Industrie/Négoce

Crédit d’impôt : la filière fenêtre « demande des excuses » à Nicolas Hulot

Mots clés : Démarche environnementale - Efficacité énergétique - Fenêtre - Fiscalité - Gouvernement - Menuiserie extérieure - Menuiseries - Réglementation thermique et énergétique

L’union des fabricants de menuiserie extérieure (UFME) ne décolère pas. Six jours après les déclarations du ministère de la Transition écologique pour justifier la réduction crédit d’impôt CITE pour les fenêtres, portes et volets, elle veut faire reconnaitre l’efficacité énergétique du remplacement des fenêtres.  

« Nous ne pouvons pas accepter les propos émis par le ministère de la Transition écologique. Nous souhaitons que le gouvernement reviennent sur ces déclarations tenus à notre égard », a lâché le placide président de l’Union des fabricants de menuiserie extérieure (UFME), Patrick Bouvet, au cours d’un petit-déjeuner presse qui s’est tenu le 26 septembre 2017, à Paris.

Six jours après le communiqué du ministère de la Transition écologique justifiant la réduction du crédit d’impôt CITE pour les fenêtres, portes et volets, la pilule ne passe toujours pas dans la filière. Et la profession ne décolère pas. A l’image de Patrick Bouvet. « Nos entreprises ont réalisé d’importants efforts pour améliorer la performance énergétique de nos fenêtres -aujourd’hui, elles laissent passer cinq fois moins d’énergie qu’il y a trente ans-. En pensait être un bon élève de la performance énergétique, et voilà que nous sommes menacés d’être viré de l’école ».

Contrevérités

Philippe Macquard, le délégué général de l’organisation professionnelle, va même plus loin que son président. « Les arguments utilisés par le ministère que sont « le mauvais rapport coût / bénéfice » et « les faibles économies d’énergies » sont des contrevérités scientifiques et techniques, vitupère-t-il. Les simulations réalisées selon la méthode de calcul Th-B-C-E de la RT 2012 par la société Pouget Consultants, expert auprès du ministère, en témoignent. Le seul remplacement des fenêtres permet en réalité des gains économiques de chauffage qui peuvent atteindre 27 % soit une économie jusqu’à 60 kWh/m2/an. Si l’on se base sur l’étude Open 2015, les fenêtres de 1,212 million de logements ont été remplacées entre 2012 et 2014 soit un gain de 0,4 Mtep. On est fier de dire que l’on a fait économiser à la France 490 000 tonnes de pétrole par an, ce qui correspond à 2,5 tankers par an ».
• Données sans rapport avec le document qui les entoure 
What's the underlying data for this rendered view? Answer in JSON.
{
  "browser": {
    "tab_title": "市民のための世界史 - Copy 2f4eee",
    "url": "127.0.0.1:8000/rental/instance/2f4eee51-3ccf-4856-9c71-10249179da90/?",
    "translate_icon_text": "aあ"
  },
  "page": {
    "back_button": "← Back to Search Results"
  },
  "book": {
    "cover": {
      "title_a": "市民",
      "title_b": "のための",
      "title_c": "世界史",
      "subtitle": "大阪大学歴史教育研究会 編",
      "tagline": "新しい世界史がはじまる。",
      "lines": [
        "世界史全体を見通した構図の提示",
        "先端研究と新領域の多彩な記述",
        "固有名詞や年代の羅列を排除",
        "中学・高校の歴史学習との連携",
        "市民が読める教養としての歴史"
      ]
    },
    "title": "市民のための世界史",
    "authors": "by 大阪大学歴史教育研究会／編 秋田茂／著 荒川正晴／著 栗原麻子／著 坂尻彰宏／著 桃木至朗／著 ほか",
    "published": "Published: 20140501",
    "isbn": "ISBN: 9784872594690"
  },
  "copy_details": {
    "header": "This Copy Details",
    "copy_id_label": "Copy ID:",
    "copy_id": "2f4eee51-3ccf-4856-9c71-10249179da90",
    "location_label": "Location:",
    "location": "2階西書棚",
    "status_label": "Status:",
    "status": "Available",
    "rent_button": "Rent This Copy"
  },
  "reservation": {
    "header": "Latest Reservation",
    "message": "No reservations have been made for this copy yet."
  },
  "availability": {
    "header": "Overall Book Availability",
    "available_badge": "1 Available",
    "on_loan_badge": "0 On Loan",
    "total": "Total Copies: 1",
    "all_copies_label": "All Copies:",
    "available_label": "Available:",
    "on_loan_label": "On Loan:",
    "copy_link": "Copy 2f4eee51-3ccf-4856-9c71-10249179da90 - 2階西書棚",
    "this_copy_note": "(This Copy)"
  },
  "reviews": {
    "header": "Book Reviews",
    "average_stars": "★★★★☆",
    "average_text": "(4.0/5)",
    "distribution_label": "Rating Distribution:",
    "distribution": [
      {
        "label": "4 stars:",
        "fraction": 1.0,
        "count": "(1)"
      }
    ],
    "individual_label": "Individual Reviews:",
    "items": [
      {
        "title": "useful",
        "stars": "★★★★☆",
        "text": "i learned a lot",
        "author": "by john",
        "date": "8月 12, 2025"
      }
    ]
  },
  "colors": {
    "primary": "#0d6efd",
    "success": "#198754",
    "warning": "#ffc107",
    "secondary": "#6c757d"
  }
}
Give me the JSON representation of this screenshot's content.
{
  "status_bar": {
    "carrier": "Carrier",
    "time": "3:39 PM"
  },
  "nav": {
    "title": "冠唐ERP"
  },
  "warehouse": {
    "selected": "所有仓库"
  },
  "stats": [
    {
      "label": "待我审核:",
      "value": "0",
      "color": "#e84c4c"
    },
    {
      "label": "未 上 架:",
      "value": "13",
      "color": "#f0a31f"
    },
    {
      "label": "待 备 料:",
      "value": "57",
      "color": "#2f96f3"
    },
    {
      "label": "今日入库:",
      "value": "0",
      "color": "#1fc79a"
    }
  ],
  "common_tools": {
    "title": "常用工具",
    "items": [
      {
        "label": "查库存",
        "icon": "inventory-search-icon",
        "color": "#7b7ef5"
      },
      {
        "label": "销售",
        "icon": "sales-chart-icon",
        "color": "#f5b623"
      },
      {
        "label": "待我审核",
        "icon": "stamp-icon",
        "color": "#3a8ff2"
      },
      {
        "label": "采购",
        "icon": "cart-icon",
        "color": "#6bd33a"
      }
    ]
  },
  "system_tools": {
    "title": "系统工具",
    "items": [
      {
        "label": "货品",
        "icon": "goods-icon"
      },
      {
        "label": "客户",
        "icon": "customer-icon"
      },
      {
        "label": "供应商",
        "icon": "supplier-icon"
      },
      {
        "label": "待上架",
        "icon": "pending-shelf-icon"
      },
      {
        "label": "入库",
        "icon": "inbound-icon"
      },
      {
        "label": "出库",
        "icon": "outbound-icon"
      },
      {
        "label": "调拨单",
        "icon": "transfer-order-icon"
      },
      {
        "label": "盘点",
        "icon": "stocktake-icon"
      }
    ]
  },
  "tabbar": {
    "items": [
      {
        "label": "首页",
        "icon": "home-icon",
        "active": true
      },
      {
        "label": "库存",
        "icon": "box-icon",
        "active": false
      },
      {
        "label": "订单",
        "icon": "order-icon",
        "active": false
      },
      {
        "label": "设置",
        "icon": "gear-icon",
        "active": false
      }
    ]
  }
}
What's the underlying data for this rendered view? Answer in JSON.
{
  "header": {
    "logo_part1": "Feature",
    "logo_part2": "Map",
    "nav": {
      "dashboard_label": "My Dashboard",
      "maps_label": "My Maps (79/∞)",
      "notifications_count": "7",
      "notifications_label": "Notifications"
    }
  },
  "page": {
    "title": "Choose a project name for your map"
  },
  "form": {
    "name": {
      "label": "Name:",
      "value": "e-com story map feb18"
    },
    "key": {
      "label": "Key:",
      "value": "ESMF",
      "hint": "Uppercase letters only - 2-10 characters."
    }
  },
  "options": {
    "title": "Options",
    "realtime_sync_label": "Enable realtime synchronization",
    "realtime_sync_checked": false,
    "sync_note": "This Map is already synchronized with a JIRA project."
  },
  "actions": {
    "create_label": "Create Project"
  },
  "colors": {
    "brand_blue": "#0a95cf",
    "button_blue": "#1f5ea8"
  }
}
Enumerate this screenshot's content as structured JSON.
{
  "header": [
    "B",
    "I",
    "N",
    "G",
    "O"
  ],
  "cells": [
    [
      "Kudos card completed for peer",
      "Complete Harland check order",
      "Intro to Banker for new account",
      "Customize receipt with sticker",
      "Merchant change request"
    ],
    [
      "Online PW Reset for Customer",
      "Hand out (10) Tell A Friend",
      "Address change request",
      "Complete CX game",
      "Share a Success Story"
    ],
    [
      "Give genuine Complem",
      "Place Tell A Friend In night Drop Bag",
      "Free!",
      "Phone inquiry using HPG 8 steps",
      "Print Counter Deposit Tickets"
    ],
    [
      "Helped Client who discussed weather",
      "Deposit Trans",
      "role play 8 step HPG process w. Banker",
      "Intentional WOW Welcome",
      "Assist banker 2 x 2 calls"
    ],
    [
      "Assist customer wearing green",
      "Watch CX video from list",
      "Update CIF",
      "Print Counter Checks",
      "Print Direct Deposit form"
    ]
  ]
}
Perte de 25000 emplois en 2018 ?

Au-delà du discrédit de la filière propagé par le ministère, UFME veut aussi alerter sur les conséquences que pourrait avoir une réduction voire une suppression du CITE. « Entre la fabrication et la pose, notre filière pèse près de 114 000 emplois par an dont 70 % sont directement lié à la rénovation, poursuit Philippe Macquard. On pourrait perdre jusqu’à 25 000 emplois dès 2018 si le gouvernement fait le choix de la fin du CITE et de près 5000 si c’est un retour au crédit d’impôt développement durable (CIDD) ». Pour rappel, la filière menuiserie extérieure est aussi la première famille RGE avec 42 000 entreprises certifiées sur 62 000.

En attendant, si le gouvernement décide de maintenir le CITE, quel le taux satisferait l’UFME ? « Peu importe, commente Patrick Bouvet. Nous voulons surtout stopper l’idée que les fenêtres seraient moins efficaces que d’autres produits du bâtiment ».